Articles Corruption

Ching, Baldwin & The Cult of Personality

A rescue group gave Steffen Baldwin $1,000 to train Remi. Instead, Baldwin had Remi killed, but told the rescuers he was “alive and well.” (Source: Justice 4 Remi.)

Back in May, the Los Angeles Times published an expose that Marc Ching, a well-known and until then beloved “animal activist” allegedly fighting cruelty in the Indonesian dog meat industry, was a fraud. It provided evidence that Ching, who spent nearly a decade in prison for a violent crime before joining the movement, staged videos of dogs being killed, including blowtorched alive, for personal gain.

Recently, the L.A. Times published a follow-up with evidence that Ching also persuaded people “to abandon a prescribed treatment regimen and instead give their ailing dogs and cats products he sells at his for-profit pet food store in Sherman Oaks.

“More than a dozen Los Angeles-area veterinarians and others who care for animals told The Times that Ching’s actions threatened to harm — and in several cases did harm — pets they were treating for conditions such as kidney disease, heart failure and cancer.”

He’s not the only one.

Steffen Baldwin, a well-known and until recently also beloved “animal activist,” was recently indicted in Ohio “in a 42-county felony indictment which includes charges of cruelty to companion animals, grand theft, bribery, telecommunications fraud, tampering with evidence and impersonating a peace officer. The charges are related to the deaths of at least 18 dogs.”

According to a second report, “Baldwin’s goal was to be a star on Animal Planet, by any means necessary, investigators say, even at the expense of animals, he had pledged to protect.” He is alleged to have promised to rehabilitate dogs and either took money to do so or fundraised off of the dogs, even as he had them killed, but continued to tell people they were “alive and well.” A third report notes that Baldwin (who also goes by the name Steffen Finkelstein) left Ohio for California as investigators there began looking into the matter.

That both men hurt a lot of animals is, of course, the most devastating part of their alleged cons. To the extent the evidence proves true, animals died and in the case of Ching, in some of the most horrific ways imaginable. But Ching and Baldwin also hurt a lot of people — people who believed in them, put their own reputations behind them, promoted them, funded them, and worst of all, entrusted them with animals to the animals’ detriment.

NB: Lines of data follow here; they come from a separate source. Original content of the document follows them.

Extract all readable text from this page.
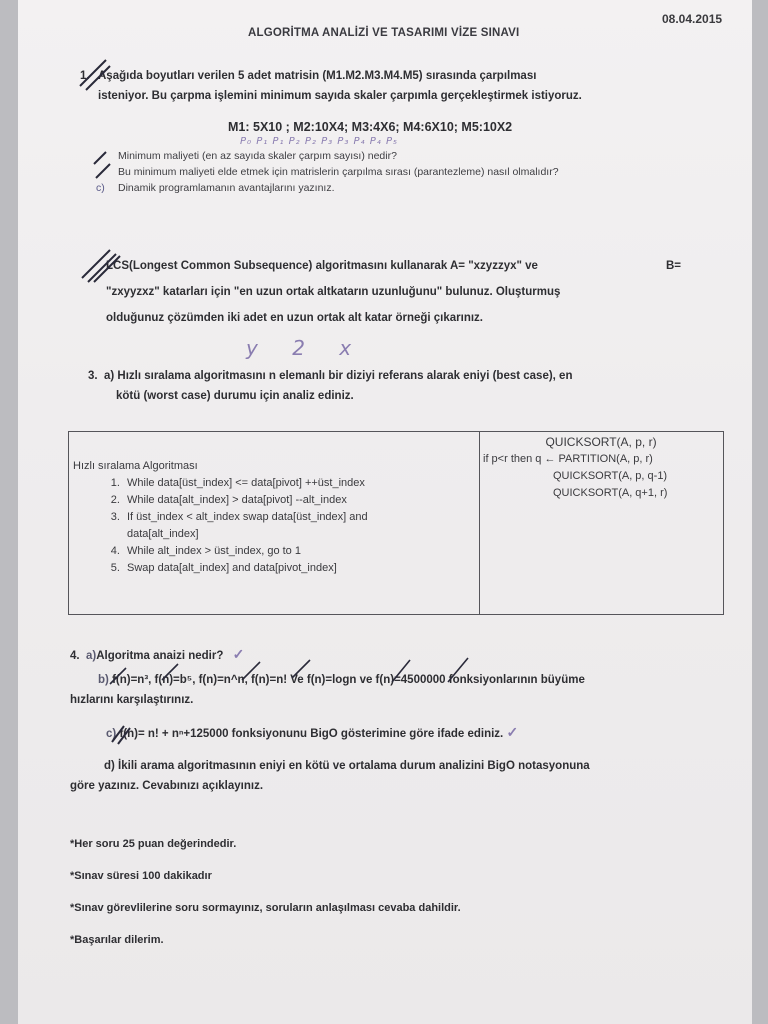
08.04.2015
ALGORİTMA ANALİZİ VE TASARIMI VİZE SINAVI
1. Aşağıda boyutları verilen 5 adet matrisin (M1.M2.M3.M4.M5) sırasında çarpılması
isteniyor. Bu çarpma işlemini minimum sayıda skaler çarpımla gerçekleştirmek istiyoruz.
M1: 5X10 ; M2:10X4; M3:4X6; M4:6X10; M5:10X2
P₀ P₁ P₁ P₂ P₂ P₃ P₃ P₄ P₄ P₅
Minimum maliyeti (en az sayıda skaler çarpım sayısı) nedir?
Bu minimum maliyeti elde etmek için matrislerin çarpılma sırası (parantezleme) nasıl olmalıdır?
c) Dinamik programlamanın avantajlarını yazınız.
LCS(Longest Common Subsequence) algoritmasını kullanarak A= "xzyzzyx" ve	B=
"zxyyzxz" katarları için "en uzun ortak altkatarın uzunluğunu" bulunuz. Oluşturmuş
olduğunuz çözümden iki adet en uzun ortak alt katar örneği çıkarınız.
y 2 x
3. a) Hızlı sıralama algoritmasını n elemanlı bir diziyi referans alarak eniyi (best case), en
kötü (worst case) durumu için analiz ediniz.
Hızlı sıralama Algoritması
1. While data[üst_index] <= data[pivot] ++üst_index
2. While data[alt_index] > data[pivot] --alt_index
3. If üst_index < alt_index swap data[üst_index] and
data[alt_index]
4. While alt_index > üst_index, go to 1
5. Swap data[alt_index] and data[pivot_index]
QUICKSORT(A, p, r)
if p<r then q ← PARTITION(A, p, r)
QUICKSORT(A, p, q-1)
QUICKSORT(A, q+1, r)
4. a)Algoritma anaizi nedir? ✓
b) f(n)=n³, f(n)=b⁵, f(n)=n^n, f(n)=n! Ve f(n)=logn ve f(n)=4500000 fonksiyonlarının büyüme
hızlarını karşılaştırınız.
c) f(n)= n! + nⁿ+125000 fonksiyonunu BigO gösterimine göre ifade ediniz. ✓
d) İkili arama algoritmasının eniyi en kötü ve ortalama durum analizini BigO notasyonuna
göre yazınız. Cevabınızı açıklayınız.
*Her soru 25 puan değerindedir.
*Sınav süresi 100 dakikadır
*Sınav görevlilerine soru sormayınız, soruların anlaşılması cevaba dahildir.
*Başarılar dilerim.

Both men were considered “rock stars,” a term I hope I never hear someone in this movement being called again. Because if there is a lesson to be learned here, it is that we need to stop creating cults of personality by lionizing individual people and individual groups and instead shift our focus to elevating principles and institutionalizing lifesaving. Even under the best of circumstances, we can never truly know another’s heart. Humans are fallible. They are also capable of being manipulated. People who we respect can get it wrong. They can also change, become corrupted by power or their proximity to power, causing them to shift priorities so that we while we may believe it is safe, given their history, to defer to them, their calculations and allegiances are no longer in line with the animals.

Of course every movement relies on people. There is no getting away from that. And there are a lot of good people doing a lot of good things, many quietly going about their work of saving lives, keeping the animals first and foremost in their focus. But while I’ve no doubt that such corruption is part of every cause, sometimes it feels like the animal protection movement has had more than its fair share: Ingrid Newkirk, Wayne Pacelle, and Ed Sayres, to name just a few. And if recent reports from the L.A. Times and others are accurate — and the evidence does appear incredibly damning — in a movement where corruption of mission has long been endemic, and where national groups are often little more than rackets, Ching and Baldwin showed us that there truly is no bottom.